Saya tidak menyangkal bahwa proses pertumbuhan saya turut dibentuk oleh tontonan-tontonan itu. Budaya populer Jepang—dari Naruto, One Piece, hingga Attack on Titan. Terus terang saja tontonan ini bukan sekadar hiburan, tetapi juga menjadi lanskap emosional generasi saya.

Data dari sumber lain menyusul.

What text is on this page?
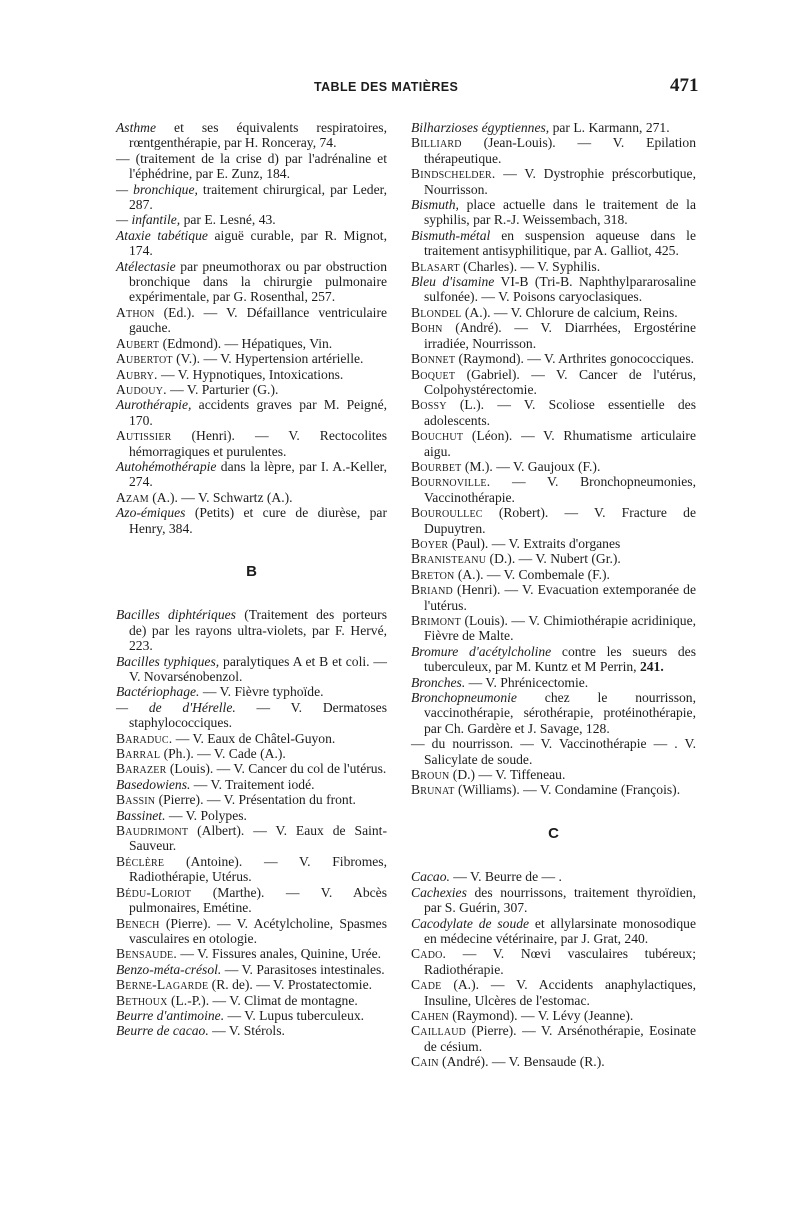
TABLE DES MATIÈRES	471
Asthme et ses équivalents respiratoires, rœntgenthérapie, par H. Ronceray, 74.
— (traitement de la crise d) par l'adrénaline et l'éphédrine, par E. Zunz, 184.
— bronchique, traitement chirurgical, par Leder, 287.
— infantile, par E. Lesné, 43.
Ataxie tabétique aiguë curable, par R. Mignot, 174.
Atélectasie par pneumothorax ou par obstruction bronchique dans la chirurgie pulmonaire expérimentale, par G. Rosenthal, 257.
Athon (Ed.). — V. Défaillance ventriculaire gauche.
Aubert (Edmond). — Hépatiques, Vin.
Aubertot (V.). — V. Hypertension artérielle.
Aubry. — V. Hypnotiques, Intoxications.
Audouy. — V. Parturier (G.).
Aurothérapie, accidents graves par M. Peigné, 170.
Autissier (Henri). — V. Rectocolites hémorragiques et purulentes.
Autohémothérapie dans la lèpre, par I. A.-Keller, 274.
Azam (A.). — V. Schwartz (A.).
Azo-émiques (Petits) et cure de diurèse, par Henry, 384.
B
Bacilles diphtériques (Traitement des porteurs de) par les rayons ultra-violets, par F. Hervé, 223.
Bacilles typhiques, paralytiques A et B et coli. — V. Novarsénobenzol.
Bactériophage. — V. Fièvre typhoïde.
— de d'Hérelle. — V. Dermatoses staphylococciques.
Baraduc. — V. Eaux de Châtel-Guyon.
Barral (Ph.). — V. Cade (A.).
Barazer (Louis). — V. Cancer du col de l'utérus.
Basedowiens. — V. Traitement iodé.
Bassin (Pierre). — V. Présentation du front.
Bassinet. — V. Polypes.
Baudrimont (Albert). — V. Eaux de Saint-Sauveur.
Béclère (Antoine). — V. Fibromes, Radiothérapie, Utérus.
Bédu-Loriot (Marthe). — V. Abcès pulmonaires, Emétine.
Benech (Pierre). — V. Acétylcholine, Spasmes vasculaires en otologie.
Bensaude. — V. Fissures anales, Quinine, Urée.
Benzo-méta-crésol. — V. Parasitoses intestinales.
Berne-Lagarde (R. de). — V. Prostatectomie.
Bethoux (L.-P.). — V. Climat de montagne.
Beurre d'antimoine. — V. Lupus tuberculeux.
Beurre de cacao. — V. Stérols.
Bilharzioses égyptiennes, par L. Karmann, 271.
Billiard (Jean-Louis). — V. Epilation thérapeutique.
Bindschelder. — V. Dystrophie préscorbutique, Nourrisson.
Bismuth, place actuelle dans le traitement de la syphilis, par R.-J. Weissembach, 318.
Bismuth-métal en suspension aqueuse dans le traitement antisyphilitique, par A. Galliot, 425.
Blasart (Charles). — V. Syphilis.
Bleu d'isamine VI-B (Tri-B. Naphthylpararosaline sulfonée). — V. Poisons caryoclasiques.
Blondel (A.). — V. Chlorure de calcium, Reins.
Bohn (André). — V. Diarrhées, Ergostérine irradiée, Nourrisson.
Bonnet (Raymond). — V. Arthrites gonococciques.
Boquet (Gabriel). — V. Cancer de l'utérus, Colpohystérectomie.
Bossy (L.). — V. Scoliose essentielle des adolescents.
Bouchut (Léon). — V. Rhumatisme articulaire aigu.
Bourbet (M.). — V. Gaujoux (F.).
Bournoville. — V. Bronchopneumonies, Vaccinothérapie.
Bouroullec (Robert). — V. Fracture de Dupuytren.
Boyer (Paul). — V. Extraits d'organes
Branisteanu (D.). — V. Nubert (Gr.).
Breton (A.). — V. Combemale (F.).
Briand (Henri). — V. Evacuation extemporanée de l'utérus.
Brimont (Louis). — V. Chimiothérapie acridinique, Fièvre de Malte.
Bromure d'acétylcholine contre les sueurs des tuberculeux, par M. Kuntz et M Perrin, 241.
Bronches. — V. Phrénicectomie.
Bronchopneumonie chez le nourrisson, vaccinothérapie, sérothérapie, protéinothérapie, par Ch. Gardère et J. Savage, 128.
— du nourrisson. — V. Vaccinothérapie — . V. Salicylate de soude.
Broun (D.) — V. Tiffeneau.
Brunat (Williams). — V. Condamine (François).
C
Cacao. — V. Beurre de — .
Cachexies des nourrissons, traitement thyroïdien, par S. Guérin, 307.
Cacodylate de soude et allylarsinate monosodique en médecine vétérinaire, par J. Grat, 240.
Cado. — V. Nœvi vasculaires tubéreux; Radiothérapie.
Cade (A.). — V. Accidents anaphylactiques, Insuline, Ulcères de l'estomac.
Cahen (Raymond). — V. Lévy (Jeanne).
Caillaud (Pierre). — V. Arsénothérapie, Eosinate de césium.
Cain (André). — V. Bensaude (R.).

Fenomena pengibaran bendera bajak laut ini kemudian mengingatkan saya pada istilah yang sering diperbincangkan dalam kajian sosiologi budaya: FOMO, atawa bahasa gaulnya fear of missing out. Kecemasan akan tertinggal dari arus tren membuat banyak orang, terutama anak muda, terdorong untuk ikut-ikutan. Mereka mengenakan atribut, menyanyikan lagu tema, dan bahkan mengibarkan simbol budaya populer sebagai penanda identitas atau eksistensi kelompok. Tindakan ini bukan selalu soal pemahaman mendalam terhadap cerita atau nilai yang terkandung di dalamnya. Kadang hanya bentuk ekspresi simbolik yang bergema karena kekuatan komunitas daring.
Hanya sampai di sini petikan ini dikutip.